The preparation method of the three-dimensional grapheme of iron cobalt and nitrogen ternary codope multistage pore canal with catalyzing cooperation effect is invented.The complex of PBI Yu iron ion and cobalt ions are prepared with the polybenzimidazoles (PBI) and molysite and cobalt salt of soluble full armaticity, addition nanometer calcium carbonate is template, pyrolysis, the carbon dioxide that Decomposition of Calcium Carbonate generates, which is discharged, to be formed aperture and is mutually communicated with the macropore generated after removing template is removed, and the three-dimensional grapheme that the multistage pore canal of iron cobalt and nitrogen ternary codope penetrates through is prepared.PBI preferably uses the macromolecule of the full armaticity such as ABPBI, mPBI, and viscosity average molecular weigh is 2 ~ 40,000;The molar ratio of molysite and cobalt salt is 1:2 ~ 2:1;The mass ratio of PBI and molysite cobalt salt mixture is 1:2 ~ 2:1;30 ~ 100 nm of partial size of template calcium carbonate;PBI and template mass ratio are 2:1 ~ 1:4;Pyrolysis temperature is 800 DEG C ~ 1100 DEG C.Product can be used for redox reaction catalyst, fuel cell, metal-air battery oxygen reduction catalyst, electrolysis water oxygen and the fields such as catalyst, supercapacitor be precipitated.
Description
Technical field
Belong to field of nano material preparation, for the redox reaction catalyst in Chemical Manufacture, clean energy resource field
Fuel cell, metal-air battery cathod catalyst, electrolysis water catalyst, lithium ion battery material, super capacitor electrode
The fields such as pole material and electrochemical sensor.
Background technique
Graphene is the nano material of the lattice structure for the regular hexagon extension being made of carbon atom, due to its performance
Excellent and have a variety of potential applications, however, in macrocosm, easily layer-layer is overlapped mutually shape again between two-dimensional graphene
At graphite-structure, so that the performance for keeping its excellent is lost.Therefore, the preparation of three-dimensional grapheme and performance study become current nanometer
The research hotspot (Biener J, et al. Adv Mater (advanced material), 2012,24:5083) of Material Field.Research
It was found that the graphene of N doping due to the polarity between C-N key in graphene molecules sends out, the cloud density in graphene molecules
Changing, therefore the performances such as nitrogen-doped graphene catalytic oxidation-reduction are better than graphene.

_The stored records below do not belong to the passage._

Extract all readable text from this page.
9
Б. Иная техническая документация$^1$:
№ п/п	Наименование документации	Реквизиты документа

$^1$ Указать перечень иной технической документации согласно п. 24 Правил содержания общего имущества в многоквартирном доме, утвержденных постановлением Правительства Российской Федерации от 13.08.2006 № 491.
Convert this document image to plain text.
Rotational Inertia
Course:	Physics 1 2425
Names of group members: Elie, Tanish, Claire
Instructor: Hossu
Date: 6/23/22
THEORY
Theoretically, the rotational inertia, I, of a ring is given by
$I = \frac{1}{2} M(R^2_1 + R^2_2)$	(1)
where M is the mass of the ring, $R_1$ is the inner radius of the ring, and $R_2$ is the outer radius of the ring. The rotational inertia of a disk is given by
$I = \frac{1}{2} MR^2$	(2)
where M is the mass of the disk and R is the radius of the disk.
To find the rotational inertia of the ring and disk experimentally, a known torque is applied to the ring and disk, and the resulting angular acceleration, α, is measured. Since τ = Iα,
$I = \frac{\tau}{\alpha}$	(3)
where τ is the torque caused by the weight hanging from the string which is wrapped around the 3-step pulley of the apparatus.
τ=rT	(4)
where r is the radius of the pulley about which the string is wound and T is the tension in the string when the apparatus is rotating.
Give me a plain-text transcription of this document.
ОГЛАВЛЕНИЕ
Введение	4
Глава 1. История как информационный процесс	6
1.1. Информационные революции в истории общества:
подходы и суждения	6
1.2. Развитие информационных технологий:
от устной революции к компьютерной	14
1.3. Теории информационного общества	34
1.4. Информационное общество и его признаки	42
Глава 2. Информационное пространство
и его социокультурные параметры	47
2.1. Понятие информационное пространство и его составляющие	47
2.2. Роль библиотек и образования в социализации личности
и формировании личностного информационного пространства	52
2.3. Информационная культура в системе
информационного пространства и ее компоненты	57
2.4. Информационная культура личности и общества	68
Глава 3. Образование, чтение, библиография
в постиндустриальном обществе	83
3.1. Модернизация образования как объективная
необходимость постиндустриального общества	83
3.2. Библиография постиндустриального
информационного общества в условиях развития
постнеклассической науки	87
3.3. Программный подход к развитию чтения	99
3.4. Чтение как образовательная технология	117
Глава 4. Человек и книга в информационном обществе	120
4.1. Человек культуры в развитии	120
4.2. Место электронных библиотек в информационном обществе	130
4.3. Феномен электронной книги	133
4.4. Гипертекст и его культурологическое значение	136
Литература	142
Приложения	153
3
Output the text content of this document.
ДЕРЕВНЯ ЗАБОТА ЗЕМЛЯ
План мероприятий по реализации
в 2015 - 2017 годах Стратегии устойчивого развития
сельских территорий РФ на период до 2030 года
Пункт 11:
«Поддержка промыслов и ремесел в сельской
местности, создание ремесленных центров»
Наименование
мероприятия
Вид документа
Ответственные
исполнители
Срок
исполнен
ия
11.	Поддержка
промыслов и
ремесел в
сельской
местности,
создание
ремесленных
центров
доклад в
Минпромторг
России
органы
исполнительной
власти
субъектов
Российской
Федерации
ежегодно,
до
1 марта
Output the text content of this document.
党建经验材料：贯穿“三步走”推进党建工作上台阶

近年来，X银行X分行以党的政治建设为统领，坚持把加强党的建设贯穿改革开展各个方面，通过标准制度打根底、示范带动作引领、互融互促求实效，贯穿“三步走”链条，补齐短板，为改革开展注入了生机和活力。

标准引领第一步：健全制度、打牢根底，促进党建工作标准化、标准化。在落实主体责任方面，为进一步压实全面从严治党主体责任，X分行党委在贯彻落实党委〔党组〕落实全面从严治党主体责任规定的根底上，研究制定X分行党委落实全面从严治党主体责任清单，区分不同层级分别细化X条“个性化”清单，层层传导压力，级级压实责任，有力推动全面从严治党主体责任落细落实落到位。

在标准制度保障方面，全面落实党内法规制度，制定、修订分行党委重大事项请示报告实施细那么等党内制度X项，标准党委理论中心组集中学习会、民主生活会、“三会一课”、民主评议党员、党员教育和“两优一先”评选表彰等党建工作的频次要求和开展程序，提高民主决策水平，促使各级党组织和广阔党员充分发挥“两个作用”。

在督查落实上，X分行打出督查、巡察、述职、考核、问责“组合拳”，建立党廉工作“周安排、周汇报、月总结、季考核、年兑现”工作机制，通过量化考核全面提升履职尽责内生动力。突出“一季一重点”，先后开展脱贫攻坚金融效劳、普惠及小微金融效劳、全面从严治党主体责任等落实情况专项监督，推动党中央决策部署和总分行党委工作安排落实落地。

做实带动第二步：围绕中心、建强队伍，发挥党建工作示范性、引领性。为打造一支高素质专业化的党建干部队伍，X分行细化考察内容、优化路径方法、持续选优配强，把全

Facilitate the generation of active sites by doping metals, if nitrogen-containing group and metal are coordinated to be formed in M-N-C activity
The synergistic effect of the heart, metal and nitrogen further improves its catalytic performance, enhancing catalytic activity and raising stability (Peng H
L, et al. Science (science), 2013,3:2045).Studies have shown that adulterated in graphene nitrogen and transition metal (such as iron,
Cobalt etc.) after, it will form more active sites, so that product catalytic oxidation-reduction catalytic activity can be further increased.Especially shape
At the transition metal and nitrogen co-doped catalyst of three-dimensional structure, its two-dimentional lamellar structure can be preferably kept without being superimposed
And aggregation, catalytic active site is more, and porous structure is conducive to the transmitting of fortification substance.It, should due to its unique advantage
Class material is considered as most one of development potentiality oxygen reduction catalyst, attracts widespread attention (Zitolo A, et
Al. Nature materials (nature material), 2015,14 (9): 937).Transition metal and nitrogen co-doped graphene tool
There is extensive use, can be used as oxygen reduction catalyst (Jiang H L, et al. ACS Appl. Mater. Interfaces
(American Chemical Society-application material and interface), 2015,7 (38): 21511) or catalyst (Morozan A, et is precipitated in hydrogen
Al. J. Electrochem. Soc. (U.S.'s electrochemistry meeting will), 2015,162:H719);In sensor, supercapacitor
With the fields such as lithium ion battery (Salavagione H J, et al. J. Mater. Chem. A (materials chemistry magazine A),
Application 2014,2:14289) has document report.Metal, N doping graphene preparation method have very much: such as, Gao Wenre
Solution transition macrocyclic complex (Beck F J, et al. Appl. Electrochem. (Applied Electrochemistry magazine), 1977,
7: 239);Heat treatment organic compounds containing nitrogen (such as ethylenediamine, pyridine) and transition metal salt obtain M-N-C cluster (Lefe
Vre M, et al. Science (science) 2009,324:71);Pass through high temperature pyrolysis system with melamine and etal molysite
Standby Fe-N-C cluster catalyst (Jiang W J, et al. J. Am. Chem. Soc (American Chemical Society) 2016,
138:3570), also useful polypyrrole and etal molysite pass through high temperature pyrolysis preparation Fe-N-C cluster catalyst (Zheng Y
P, et al. Nano Energy (the nanometer energy), 2016,30:433);With the heat treatment system of polyaniline combination iron and cobalt
Standby one kind M/N/C catalyst (Wu G, et al. Science (science), 2011,332:443) etc..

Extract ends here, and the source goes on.